We start out in Sartre’s work (Existentialism is a Humanism), by defining what existentialism is not. During his era, it was a “fashionable trend” to call oneself or be classified as an existentialist. It seemed that artistic individuals were mainly subjected to this title, possibly because art has direct ties to philosophy. Art may be the physical form of the thought of man, however, existentialism seems to exist (ha!) in a realm reserved only for “specialist and philosophers”. It takes more than deep thought or profound conversation to be considered an existentialist. There is a common agreement between all existentialist that “existence precedes essence,” and according to Sartre, this is the first principle of the definition of existentialism. He utilizes the idea of the paper knife, a tool created a certain way and has a definite purpose. The craftsman does not create the knife without a formula or purpose, but man is not solely a tool.

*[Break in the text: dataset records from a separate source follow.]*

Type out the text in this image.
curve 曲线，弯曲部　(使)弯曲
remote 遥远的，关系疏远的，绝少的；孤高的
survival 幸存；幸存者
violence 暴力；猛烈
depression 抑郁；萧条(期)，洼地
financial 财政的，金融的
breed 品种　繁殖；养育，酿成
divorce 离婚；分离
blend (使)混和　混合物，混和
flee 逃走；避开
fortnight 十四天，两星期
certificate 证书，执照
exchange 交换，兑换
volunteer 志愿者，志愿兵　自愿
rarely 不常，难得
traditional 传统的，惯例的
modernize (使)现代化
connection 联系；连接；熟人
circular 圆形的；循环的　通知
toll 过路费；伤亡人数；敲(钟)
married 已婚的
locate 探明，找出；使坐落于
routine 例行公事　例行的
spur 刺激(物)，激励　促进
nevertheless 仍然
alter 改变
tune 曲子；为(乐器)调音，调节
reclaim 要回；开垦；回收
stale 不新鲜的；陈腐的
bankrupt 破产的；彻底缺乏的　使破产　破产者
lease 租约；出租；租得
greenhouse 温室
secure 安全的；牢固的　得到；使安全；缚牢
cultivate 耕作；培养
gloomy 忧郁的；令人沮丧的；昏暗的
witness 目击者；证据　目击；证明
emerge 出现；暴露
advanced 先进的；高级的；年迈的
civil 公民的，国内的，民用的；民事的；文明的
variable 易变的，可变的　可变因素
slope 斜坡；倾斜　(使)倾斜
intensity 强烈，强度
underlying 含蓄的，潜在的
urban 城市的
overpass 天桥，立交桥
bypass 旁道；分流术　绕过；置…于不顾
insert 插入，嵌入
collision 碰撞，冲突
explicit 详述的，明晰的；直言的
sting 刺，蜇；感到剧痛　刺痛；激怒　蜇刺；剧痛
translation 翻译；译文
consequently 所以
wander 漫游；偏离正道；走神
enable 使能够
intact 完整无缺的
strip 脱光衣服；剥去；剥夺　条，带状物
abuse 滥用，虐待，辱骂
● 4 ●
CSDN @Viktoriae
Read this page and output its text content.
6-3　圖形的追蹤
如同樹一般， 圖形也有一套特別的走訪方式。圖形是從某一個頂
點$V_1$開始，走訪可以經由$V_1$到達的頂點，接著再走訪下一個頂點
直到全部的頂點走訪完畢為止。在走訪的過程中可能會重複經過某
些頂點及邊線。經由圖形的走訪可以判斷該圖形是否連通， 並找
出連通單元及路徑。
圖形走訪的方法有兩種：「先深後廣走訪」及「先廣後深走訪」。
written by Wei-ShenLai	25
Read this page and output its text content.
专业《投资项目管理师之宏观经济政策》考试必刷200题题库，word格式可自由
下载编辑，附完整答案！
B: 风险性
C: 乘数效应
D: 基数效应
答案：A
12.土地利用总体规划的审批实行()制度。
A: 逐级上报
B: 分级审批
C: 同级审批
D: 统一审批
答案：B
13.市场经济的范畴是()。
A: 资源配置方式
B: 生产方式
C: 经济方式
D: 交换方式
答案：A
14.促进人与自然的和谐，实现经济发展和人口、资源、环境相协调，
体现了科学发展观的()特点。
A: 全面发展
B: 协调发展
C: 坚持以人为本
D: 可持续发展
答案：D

In order for one to be an existentialist, he must believe that he existed without definite knowledge of his purpose. Although man may be created, he is crafted from “nothing”, a concept rooted in Heidegger’s phenomenology. We cannot understand the nature of nothing, but we can assume that it is being devoid of anything. After being born from nothingness, without a universal nature-also known as human nature-man can begin to define himself. It is similar to the zygote and embryo, cells are unspecified at first, and only after time will they be differentiated and defined. To be an existentialist, you must believe that our being is a stem cell, that must be exposed and defined, rather than given a set definition.